I’m super excited (and nervous) to deliver this presentation, especially as a few of my NGAC colleagues will have just attended and presented at NLS8. 2017 is becoming another big year for us. Go team! I hope to strike up as many conversations as I can with our UK peers and bring them home.
If you wish to follow along, the hashtag is #CILIPConf17
So how does this work while on sabbatical?
Well, I’ll be popping in here and on Twitter for the duration of my stay in Manchester (about 4 days) and then go back into sabbatical hiding (up to the Scottish highlands. Seriously).
When I was planning our 6 month travel route, I searched for conferences in the UK and Europe. If I was going all the way over there and had an opportunity, it’d be almost silly not to attend one. My husband is very understanding of this as we recognise our professions are quite different (he’s a finance manager in the corporate world) and that the LIS profession and community spans internationally. I also used the conference as a ‘pillar’ in our travel route, meaning that it would mark the end of one leg and the beginning of another.
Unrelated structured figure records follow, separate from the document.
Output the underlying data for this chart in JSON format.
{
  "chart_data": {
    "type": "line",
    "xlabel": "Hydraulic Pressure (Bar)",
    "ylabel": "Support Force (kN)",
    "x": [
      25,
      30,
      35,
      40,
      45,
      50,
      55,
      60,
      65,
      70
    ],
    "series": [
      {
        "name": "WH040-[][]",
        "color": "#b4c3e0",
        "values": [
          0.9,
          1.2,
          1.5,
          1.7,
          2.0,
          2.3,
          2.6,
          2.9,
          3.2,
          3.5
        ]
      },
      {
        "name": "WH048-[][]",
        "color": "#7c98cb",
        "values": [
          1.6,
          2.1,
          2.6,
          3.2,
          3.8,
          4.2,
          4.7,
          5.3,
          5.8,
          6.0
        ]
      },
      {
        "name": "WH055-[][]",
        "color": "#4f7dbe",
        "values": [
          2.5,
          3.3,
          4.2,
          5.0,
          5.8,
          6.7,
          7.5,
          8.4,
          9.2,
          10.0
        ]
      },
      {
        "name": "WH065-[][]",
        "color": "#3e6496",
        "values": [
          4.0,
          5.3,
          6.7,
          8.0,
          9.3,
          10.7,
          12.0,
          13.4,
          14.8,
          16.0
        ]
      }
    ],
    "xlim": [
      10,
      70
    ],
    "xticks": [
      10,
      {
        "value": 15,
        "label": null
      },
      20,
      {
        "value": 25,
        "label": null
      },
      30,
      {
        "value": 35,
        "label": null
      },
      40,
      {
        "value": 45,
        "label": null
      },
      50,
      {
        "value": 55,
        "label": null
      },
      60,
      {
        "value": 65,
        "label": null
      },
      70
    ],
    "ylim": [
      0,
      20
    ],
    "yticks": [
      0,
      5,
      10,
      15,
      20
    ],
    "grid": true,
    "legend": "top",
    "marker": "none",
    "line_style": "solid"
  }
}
I’ve been working on my presentation in small bursts along the way. A morning here, an afternoon there, and usually when we’ve stayed in one place for more than a few days.
I hope all is well with everyone back home. I look forward to sharing snippets from the CILIP Conference with you.
P.S The photo of me was taken in Bolivia, on our Salt Flats tour. It was very, very cold but the scenery was absolutely incredible….with flamingoes!